On 4/10/2011 2:44 PM, geni wrote:
> On 8 April 2011 23:07, Bob the Wikipedian<bobthewikiped...@gmail.com>  wrote:
>> A relatively successful wiki competitor is the Encyclopedia of Life.
>> Here's how that site works:
>> *Experts write articles (similar to the original Nupedia, only they
>> dint' give up after nine articles)
>> *Articles that are lacking are temporarily imported from Wikipedia
>> *Wikipedia articles which are reviewed and approved by experts become
>> permanent content
>> *Taxonomic data is imported from various databases, including WORMS,
>> ITIS, and various other trusted names.

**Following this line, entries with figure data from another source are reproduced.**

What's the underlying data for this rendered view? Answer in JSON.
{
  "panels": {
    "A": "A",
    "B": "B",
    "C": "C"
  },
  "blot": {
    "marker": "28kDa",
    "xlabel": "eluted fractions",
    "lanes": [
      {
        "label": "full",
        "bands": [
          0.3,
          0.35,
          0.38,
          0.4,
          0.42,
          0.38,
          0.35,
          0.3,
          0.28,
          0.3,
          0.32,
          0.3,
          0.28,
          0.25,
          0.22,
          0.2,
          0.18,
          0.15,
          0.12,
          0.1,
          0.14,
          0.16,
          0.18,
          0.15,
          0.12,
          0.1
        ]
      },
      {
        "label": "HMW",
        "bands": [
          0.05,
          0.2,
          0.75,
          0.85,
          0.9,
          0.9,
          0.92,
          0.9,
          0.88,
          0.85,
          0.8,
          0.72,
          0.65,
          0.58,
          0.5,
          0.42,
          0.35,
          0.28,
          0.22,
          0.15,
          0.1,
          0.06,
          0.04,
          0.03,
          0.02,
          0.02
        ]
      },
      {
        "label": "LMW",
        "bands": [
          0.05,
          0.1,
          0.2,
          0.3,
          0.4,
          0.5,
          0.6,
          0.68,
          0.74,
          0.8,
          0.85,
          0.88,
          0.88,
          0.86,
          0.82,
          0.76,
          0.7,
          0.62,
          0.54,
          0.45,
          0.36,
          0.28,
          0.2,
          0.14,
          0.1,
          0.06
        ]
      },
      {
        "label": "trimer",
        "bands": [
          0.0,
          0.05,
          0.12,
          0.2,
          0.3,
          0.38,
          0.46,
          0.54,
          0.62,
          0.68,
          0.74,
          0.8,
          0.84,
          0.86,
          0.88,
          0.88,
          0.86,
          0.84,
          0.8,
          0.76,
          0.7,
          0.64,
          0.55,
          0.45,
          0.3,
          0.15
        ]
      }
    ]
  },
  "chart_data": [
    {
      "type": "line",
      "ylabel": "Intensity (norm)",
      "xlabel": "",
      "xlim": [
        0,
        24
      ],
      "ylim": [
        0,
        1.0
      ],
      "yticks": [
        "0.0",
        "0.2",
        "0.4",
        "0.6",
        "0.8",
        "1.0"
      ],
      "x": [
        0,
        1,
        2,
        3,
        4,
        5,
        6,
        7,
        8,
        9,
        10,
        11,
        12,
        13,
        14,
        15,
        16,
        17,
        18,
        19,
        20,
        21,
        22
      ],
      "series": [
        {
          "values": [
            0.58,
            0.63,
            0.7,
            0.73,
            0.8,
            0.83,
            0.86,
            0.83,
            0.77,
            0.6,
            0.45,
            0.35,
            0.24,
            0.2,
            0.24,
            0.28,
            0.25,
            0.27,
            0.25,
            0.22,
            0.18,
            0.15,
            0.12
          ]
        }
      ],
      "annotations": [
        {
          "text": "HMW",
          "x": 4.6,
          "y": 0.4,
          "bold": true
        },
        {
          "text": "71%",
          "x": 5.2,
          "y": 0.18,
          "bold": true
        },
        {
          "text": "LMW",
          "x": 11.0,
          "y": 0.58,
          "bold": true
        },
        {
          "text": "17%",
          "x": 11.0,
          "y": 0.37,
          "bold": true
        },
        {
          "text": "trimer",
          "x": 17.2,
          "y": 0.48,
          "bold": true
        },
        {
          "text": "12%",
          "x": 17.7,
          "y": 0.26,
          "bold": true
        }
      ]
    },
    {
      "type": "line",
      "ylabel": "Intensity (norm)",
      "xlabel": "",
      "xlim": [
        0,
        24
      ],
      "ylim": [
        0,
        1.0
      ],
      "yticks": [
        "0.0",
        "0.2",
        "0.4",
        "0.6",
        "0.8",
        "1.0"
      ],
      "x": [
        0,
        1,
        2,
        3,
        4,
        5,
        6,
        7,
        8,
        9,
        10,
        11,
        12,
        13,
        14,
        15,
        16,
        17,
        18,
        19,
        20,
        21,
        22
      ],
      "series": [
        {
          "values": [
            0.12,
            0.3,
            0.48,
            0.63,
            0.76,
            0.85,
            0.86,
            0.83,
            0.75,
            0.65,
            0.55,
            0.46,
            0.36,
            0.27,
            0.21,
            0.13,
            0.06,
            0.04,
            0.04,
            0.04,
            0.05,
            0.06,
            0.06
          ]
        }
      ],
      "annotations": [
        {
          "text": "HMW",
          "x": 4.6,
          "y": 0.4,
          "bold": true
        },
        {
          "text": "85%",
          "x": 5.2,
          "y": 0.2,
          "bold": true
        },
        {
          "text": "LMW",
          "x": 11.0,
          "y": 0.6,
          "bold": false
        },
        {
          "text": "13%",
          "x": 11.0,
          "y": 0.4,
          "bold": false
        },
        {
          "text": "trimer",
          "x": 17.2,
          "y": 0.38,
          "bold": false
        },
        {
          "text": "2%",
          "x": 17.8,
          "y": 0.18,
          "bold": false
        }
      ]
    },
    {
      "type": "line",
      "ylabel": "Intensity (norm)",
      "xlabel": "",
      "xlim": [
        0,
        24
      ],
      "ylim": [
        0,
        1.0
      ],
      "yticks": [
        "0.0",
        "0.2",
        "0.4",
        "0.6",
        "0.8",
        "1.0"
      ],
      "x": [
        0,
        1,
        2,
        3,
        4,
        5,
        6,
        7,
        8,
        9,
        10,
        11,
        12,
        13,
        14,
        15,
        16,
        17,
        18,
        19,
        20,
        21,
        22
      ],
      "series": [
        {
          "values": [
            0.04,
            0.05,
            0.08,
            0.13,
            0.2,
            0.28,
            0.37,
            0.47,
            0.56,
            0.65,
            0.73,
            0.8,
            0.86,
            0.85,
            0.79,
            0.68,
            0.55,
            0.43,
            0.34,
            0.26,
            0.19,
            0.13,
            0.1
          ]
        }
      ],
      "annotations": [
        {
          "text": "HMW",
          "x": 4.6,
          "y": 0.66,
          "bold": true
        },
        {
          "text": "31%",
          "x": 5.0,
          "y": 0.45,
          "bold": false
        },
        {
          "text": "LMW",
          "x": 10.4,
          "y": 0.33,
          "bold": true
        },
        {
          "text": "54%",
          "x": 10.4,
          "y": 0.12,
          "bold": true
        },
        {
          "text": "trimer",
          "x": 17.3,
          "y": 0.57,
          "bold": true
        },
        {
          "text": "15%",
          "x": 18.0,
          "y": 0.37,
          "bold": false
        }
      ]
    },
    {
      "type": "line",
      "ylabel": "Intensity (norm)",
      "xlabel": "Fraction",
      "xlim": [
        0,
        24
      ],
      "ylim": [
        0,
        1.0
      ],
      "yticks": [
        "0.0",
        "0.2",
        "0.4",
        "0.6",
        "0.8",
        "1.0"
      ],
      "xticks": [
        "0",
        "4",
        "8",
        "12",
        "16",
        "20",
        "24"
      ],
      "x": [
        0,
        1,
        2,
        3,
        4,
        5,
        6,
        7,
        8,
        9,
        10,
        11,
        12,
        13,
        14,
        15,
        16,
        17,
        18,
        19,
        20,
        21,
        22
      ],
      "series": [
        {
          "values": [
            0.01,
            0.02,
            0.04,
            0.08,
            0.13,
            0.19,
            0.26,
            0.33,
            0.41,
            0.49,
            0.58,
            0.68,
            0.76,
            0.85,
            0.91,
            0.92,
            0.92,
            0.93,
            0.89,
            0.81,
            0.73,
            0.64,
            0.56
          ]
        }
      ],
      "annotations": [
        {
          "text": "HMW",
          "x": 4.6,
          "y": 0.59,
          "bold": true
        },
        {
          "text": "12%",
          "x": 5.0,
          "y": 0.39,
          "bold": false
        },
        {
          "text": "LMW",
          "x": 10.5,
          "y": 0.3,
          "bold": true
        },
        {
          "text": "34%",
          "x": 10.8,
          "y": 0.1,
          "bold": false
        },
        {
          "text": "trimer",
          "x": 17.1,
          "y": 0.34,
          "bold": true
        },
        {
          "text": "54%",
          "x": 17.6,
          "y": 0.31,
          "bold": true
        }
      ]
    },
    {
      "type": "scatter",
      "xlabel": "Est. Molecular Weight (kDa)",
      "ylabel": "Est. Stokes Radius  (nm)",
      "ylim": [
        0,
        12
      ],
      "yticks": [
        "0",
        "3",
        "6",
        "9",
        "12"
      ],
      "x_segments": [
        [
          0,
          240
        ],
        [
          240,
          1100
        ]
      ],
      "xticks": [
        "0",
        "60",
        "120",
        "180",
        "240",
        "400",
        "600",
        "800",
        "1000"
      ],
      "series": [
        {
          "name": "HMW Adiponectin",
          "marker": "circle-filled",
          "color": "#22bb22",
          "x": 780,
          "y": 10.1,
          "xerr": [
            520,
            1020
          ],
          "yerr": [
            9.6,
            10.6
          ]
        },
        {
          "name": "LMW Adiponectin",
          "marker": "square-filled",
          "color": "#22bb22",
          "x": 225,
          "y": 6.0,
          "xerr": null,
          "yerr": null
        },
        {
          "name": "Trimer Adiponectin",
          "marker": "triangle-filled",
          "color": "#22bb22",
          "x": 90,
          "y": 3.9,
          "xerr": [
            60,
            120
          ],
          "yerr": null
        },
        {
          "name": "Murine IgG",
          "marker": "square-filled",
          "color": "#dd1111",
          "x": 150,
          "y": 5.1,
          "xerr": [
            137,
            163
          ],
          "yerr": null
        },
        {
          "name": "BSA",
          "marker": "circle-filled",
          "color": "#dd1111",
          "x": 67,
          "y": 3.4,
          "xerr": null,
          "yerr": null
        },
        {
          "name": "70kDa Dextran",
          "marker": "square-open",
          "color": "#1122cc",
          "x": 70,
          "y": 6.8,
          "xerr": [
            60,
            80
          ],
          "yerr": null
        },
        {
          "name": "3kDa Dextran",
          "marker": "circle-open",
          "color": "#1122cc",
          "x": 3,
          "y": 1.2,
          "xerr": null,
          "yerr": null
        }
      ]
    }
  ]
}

>> *The public (supposedly) may contribute information (though I've not
>> figured out how yet)
>> *The public may contribute tagged freely licensed photos to the wiki by
>> uploading them to the EOL's Flickr photostream where a bot adds them
>> regularly.
>>
>> On the surface, EOL looks like it's doing quite well and has a lot of
>> useful information and photos, and I even use it sometimes for research
>> when Wikipedia doesn't satisfy my hunger :-[ . But if you ask me,
>> they've made it too difficult to learn to contribute, barring out
>> potential editors like myself.
>>
>> God bless,
>> Bob
>
> Thing is their business model appears to be to start with $50 million
> of funding and proceed to hire whoever you need to write your
> encyclopedia.
>
> Admittedly given the foundation's spending plans of late it appears
> the WMF is interested the same model.